Set up this wall

Germany celebrates 20 years to the fall of the Berlin Wall: Thousands participated in the 20th year anniversary to the fall of the Berlin Wall today, in a massive event which took place near the border which used to separate the two parts of the city. Amongst the attendees were the city mayor, German Chancellor Angela Merkel, US president Barack Obama, and several hundred Stazi and KGB undercover officers. In order to properly commemorate the event, a new, stronger, taller, and much more heavily fortified wall was erected, and subsequently put under guard by thousands of German officials. The city was again divided, and all the ceremony’s participants were arrested and taken to “special interrogation” without trial. Germany declared martial law, and instantaneously a myriad of communist banners were flung up on every building within the city, calling for the downfall of the evil West and the rise of the new Eastern Empire.

“I see no better way to pay our respects to the old wall, than by putting up this new one. It’s a brand new model, made real by using the finest technology science has to offer”, stated lead designer and torture executive, Wilhelm Schwanitz. “Instead of using old decayed brick, we now use reinforced steel concrete slabs, able to resist up to several megatons of pressure. Even if those foolish citizens decided to revolt again, and they won’t if they know what’s good for them, their hammers and bulldozers will have no effect on our mighty barricade. Just in case, though, I have stationed several extra machine gun posts along the new wall. Just in case.”

The new wall indeed uses much more advanced technology than the one which was destroyed in 1989. Instead of simple barbed wire and guard posts, it now features smart touch-sensitive bombs, motion detection cameras connected to automated machine guns, constant 24 hour watch, and embedded electrical fences against any who wish to climb. These advanced defences also point upwards, shooting with deadly accuracy at any object in the sky, creating a rather sickening mess of dead birds and shattered airplanes. Those who do manage to somehow cross the wall, must then deal with heaps upon heaps of bureaucratic forms, sheets, papers and deeds in order to be accepted into the other side (they are still German, after all). In the midst of this agonizing bureaucratic confusion, the Stazi hopes that the escapee will unknowingly sign a special form called “I Surrender Myself And All My Possessions To The Good Of The Social Communist Government Nr. 2354-v2.9-a.c-2/24h”, which does pretty much what its name suggests.

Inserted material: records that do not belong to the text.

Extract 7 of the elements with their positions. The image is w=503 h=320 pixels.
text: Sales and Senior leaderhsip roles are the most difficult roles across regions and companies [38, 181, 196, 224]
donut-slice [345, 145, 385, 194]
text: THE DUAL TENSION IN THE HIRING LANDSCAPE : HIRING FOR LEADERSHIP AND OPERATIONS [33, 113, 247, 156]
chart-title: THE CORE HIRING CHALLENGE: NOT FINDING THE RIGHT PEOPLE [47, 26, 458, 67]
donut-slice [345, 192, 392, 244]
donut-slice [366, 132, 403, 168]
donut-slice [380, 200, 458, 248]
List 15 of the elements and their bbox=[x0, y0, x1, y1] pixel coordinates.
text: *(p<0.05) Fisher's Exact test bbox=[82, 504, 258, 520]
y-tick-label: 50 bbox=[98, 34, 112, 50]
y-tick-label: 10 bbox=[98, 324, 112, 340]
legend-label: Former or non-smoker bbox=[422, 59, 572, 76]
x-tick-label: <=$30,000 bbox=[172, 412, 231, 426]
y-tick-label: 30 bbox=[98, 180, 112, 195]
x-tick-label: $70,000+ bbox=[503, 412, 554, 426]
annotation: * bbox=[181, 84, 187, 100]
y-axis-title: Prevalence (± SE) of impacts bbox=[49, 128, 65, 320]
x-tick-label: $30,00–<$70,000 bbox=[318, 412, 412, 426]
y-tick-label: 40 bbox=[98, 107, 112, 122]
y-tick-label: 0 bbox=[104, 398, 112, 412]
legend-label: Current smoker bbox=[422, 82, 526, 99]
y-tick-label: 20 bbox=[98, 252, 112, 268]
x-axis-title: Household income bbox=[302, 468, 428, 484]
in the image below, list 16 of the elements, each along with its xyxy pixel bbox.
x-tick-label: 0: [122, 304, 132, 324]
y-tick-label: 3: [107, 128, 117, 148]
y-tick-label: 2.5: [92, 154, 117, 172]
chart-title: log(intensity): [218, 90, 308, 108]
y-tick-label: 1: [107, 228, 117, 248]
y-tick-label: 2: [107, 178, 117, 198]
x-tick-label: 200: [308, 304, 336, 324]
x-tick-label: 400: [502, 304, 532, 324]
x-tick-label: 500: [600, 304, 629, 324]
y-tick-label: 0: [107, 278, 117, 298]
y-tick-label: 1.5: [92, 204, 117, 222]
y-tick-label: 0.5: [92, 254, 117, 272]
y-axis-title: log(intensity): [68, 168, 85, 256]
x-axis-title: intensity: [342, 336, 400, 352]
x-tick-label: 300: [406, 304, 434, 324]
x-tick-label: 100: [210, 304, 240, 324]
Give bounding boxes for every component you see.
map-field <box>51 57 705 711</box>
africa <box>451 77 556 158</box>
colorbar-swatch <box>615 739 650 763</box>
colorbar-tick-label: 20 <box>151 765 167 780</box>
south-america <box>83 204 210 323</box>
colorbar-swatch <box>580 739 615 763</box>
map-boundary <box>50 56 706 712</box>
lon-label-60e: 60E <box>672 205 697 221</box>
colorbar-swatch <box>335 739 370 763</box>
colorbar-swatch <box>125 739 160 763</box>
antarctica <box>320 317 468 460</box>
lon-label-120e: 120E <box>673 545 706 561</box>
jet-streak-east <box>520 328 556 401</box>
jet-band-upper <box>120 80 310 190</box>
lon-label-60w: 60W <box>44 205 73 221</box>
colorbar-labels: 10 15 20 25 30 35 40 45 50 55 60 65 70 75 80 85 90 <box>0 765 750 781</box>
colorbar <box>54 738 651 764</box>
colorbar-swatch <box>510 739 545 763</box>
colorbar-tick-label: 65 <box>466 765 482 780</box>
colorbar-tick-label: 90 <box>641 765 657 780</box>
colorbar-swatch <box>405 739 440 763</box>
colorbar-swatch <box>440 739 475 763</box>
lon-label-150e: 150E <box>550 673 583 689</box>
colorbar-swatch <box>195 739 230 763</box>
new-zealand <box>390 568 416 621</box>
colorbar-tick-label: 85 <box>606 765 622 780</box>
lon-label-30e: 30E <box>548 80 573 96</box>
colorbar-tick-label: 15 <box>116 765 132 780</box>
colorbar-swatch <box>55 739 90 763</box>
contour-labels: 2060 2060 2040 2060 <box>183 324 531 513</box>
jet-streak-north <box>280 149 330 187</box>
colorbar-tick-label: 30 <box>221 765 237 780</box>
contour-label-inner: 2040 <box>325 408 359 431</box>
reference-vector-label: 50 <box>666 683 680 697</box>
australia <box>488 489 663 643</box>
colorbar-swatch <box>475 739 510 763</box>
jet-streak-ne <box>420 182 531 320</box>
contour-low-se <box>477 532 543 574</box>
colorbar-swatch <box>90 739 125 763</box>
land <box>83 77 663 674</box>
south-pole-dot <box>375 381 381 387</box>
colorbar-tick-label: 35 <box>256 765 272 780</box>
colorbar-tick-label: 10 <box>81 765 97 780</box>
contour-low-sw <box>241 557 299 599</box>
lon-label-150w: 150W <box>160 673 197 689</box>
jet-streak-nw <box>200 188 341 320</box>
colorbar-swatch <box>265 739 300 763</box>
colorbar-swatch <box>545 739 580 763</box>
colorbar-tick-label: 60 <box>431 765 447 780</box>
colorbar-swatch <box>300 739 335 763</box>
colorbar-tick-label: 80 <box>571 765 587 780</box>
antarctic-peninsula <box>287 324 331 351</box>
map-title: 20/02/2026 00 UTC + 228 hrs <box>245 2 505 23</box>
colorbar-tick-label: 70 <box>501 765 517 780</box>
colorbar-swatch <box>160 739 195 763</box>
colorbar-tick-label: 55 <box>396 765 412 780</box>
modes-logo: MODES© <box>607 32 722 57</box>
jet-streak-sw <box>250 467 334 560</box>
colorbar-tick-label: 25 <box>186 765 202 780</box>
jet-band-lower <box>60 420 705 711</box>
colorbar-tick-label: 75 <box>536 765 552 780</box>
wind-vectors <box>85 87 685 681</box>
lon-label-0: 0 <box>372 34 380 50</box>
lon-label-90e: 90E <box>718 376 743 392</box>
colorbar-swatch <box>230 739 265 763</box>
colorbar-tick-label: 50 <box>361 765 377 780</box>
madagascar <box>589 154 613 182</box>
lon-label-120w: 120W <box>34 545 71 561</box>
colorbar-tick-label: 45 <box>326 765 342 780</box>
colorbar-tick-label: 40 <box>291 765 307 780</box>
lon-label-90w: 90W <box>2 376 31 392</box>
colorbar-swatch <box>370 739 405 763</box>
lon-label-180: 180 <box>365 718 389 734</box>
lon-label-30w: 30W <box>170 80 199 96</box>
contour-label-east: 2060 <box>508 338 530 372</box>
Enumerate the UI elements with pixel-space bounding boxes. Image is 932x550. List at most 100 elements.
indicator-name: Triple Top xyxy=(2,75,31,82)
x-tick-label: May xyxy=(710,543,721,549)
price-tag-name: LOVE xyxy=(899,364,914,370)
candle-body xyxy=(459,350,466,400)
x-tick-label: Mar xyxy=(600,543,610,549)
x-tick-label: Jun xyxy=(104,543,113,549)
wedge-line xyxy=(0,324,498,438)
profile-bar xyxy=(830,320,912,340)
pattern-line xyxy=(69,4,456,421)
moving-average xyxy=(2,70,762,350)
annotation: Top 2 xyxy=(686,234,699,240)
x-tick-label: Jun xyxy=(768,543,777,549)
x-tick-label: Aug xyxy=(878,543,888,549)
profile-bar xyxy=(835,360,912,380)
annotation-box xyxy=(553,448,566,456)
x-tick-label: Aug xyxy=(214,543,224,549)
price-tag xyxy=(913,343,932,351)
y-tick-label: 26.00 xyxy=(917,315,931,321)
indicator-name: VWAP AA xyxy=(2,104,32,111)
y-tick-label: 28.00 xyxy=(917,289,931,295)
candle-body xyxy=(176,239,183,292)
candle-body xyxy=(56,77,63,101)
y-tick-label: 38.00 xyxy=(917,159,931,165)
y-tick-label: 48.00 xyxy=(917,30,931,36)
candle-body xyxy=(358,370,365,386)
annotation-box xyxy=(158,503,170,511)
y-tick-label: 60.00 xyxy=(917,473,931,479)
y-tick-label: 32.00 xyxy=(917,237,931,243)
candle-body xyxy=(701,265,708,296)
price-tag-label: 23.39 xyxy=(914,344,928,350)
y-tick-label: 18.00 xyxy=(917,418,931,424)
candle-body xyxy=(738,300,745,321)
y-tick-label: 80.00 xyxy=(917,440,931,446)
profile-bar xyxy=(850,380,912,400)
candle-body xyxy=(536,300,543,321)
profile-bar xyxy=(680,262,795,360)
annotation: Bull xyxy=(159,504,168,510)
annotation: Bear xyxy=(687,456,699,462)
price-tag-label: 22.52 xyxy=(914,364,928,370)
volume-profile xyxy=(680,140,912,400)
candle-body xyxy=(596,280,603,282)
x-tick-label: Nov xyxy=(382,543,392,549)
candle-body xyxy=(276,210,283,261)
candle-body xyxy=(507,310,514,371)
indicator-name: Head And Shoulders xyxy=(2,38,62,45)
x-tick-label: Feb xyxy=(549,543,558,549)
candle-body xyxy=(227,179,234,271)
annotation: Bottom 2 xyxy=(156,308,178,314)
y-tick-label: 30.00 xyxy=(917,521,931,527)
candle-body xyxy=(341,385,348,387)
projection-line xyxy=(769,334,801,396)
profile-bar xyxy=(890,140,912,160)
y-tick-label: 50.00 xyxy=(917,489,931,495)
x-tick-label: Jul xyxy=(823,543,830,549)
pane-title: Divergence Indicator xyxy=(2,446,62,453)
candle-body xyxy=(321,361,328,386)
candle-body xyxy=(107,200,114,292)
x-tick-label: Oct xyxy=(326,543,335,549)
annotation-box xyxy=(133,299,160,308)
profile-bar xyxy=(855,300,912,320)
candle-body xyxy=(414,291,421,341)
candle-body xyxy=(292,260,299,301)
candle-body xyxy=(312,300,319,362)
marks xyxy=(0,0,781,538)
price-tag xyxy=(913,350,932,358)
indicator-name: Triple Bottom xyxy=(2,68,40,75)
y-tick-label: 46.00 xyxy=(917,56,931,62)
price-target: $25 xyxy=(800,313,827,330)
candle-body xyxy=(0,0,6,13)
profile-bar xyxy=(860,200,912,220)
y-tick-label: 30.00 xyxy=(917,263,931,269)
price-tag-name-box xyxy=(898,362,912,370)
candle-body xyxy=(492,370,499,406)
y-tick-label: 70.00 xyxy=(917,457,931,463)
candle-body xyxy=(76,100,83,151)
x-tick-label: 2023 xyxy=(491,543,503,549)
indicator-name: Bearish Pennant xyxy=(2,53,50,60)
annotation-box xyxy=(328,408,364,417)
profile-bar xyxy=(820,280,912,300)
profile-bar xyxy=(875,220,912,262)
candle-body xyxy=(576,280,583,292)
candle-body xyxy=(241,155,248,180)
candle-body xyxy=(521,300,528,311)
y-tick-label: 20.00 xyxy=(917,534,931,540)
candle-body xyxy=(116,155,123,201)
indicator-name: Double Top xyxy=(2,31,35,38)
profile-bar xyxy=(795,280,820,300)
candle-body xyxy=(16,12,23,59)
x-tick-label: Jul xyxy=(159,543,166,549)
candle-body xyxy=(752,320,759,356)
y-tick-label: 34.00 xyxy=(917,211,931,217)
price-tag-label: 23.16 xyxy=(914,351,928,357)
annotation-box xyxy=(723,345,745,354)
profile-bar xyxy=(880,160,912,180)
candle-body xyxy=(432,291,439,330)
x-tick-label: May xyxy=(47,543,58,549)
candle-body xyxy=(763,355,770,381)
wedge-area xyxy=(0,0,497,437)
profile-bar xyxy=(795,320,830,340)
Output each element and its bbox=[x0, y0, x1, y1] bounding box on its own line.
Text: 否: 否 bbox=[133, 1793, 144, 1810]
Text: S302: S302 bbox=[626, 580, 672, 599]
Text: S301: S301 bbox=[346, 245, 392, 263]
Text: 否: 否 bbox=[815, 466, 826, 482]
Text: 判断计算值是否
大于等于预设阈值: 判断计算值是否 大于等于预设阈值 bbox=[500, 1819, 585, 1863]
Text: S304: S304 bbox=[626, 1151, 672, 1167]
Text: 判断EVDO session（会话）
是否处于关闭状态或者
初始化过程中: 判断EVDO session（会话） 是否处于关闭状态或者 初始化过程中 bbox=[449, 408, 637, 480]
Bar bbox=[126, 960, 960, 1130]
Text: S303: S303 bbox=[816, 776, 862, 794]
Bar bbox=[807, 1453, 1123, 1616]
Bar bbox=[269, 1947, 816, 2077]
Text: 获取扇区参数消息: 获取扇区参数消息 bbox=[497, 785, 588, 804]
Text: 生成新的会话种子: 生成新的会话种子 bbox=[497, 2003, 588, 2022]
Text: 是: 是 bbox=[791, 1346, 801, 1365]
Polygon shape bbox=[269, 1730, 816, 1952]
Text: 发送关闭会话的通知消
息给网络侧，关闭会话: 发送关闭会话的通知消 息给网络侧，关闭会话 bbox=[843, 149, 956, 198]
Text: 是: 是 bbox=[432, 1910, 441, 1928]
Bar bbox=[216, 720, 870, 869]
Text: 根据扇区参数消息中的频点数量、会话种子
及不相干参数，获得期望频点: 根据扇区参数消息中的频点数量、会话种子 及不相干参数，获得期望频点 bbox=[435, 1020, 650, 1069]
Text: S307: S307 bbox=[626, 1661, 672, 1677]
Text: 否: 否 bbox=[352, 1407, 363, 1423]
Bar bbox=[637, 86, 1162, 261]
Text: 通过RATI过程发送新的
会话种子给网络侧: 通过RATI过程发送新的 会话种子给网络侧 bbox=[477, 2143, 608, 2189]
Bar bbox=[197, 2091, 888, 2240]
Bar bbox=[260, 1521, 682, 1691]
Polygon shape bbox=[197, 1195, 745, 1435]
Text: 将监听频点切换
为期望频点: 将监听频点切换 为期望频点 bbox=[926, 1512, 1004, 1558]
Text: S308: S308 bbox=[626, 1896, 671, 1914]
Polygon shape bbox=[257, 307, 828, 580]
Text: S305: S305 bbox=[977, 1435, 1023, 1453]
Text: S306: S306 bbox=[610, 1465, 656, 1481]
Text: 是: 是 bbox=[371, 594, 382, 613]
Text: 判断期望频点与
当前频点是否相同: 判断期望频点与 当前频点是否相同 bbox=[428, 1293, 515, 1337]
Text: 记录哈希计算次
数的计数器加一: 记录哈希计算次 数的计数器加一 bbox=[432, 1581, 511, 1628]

“What bothered me the most about the old wall was that it fell” commented Igor Reihnert, a German politician from the East. “This time, we avoided this pitfall by arresting all the citizens who even have a chance of rebelling against their loving and caring country, including women, children, and infants. In addition, just to be sure, we confiscated all picks, axes, hammers, screwdrivers, shovels, bulldozers, dogs, guns, swords, maces, bricks, sandals, balloons, shoelaces, AAA batteries, spoons and Hungarian dictionaries in the country. For the good of the communist government, of course.” Igor then continued to describe how the wall’s new poisonous gas feature would help people understand that they do not actually want to illegally cross it, but would rather stay at home and break their backs performing hard labour jobs for the country.

International responses were overly positive. Obama noted “We couldn’t have built a finer, meaner and deadlier wall in America!”, while Sarkozy ranted about how he wanted such a wall himself, to put between France himself and Germany. Iran blessed Germany for their glorious insight, and Russia’s prime minister was seen celebrating and muttering something about “the glory of the USSR reborn”. However, not all welcomed the wall with such favour and excitement: Israel’s minister of foreign relations merely shrugged, stating that “Their wall is no better than ours”.

Some of the citizens expressed discontent with the raising of the looming, forbidding and terrifying wall, as well as the new totalitarian tyranny which abruptly took control of the country. Two teenagers were seen in the streets, protesting. “They took our hammers, they took our guns, they took our AAA batteries; luckily, they forgot to take our toilet paper.” The two proceeded to throw the toilet paper at the wall, the combination of the white lavatory rolls and the decapitated heads of human rights activists on the wall being rather laughable. However, soon enough the Stazi showed up, and the kids were never seen again. Consequently, all toilet paper was confiscated, and instead the citizens had to wipe their asses with excess resolution drafts from the last UN security council assembly.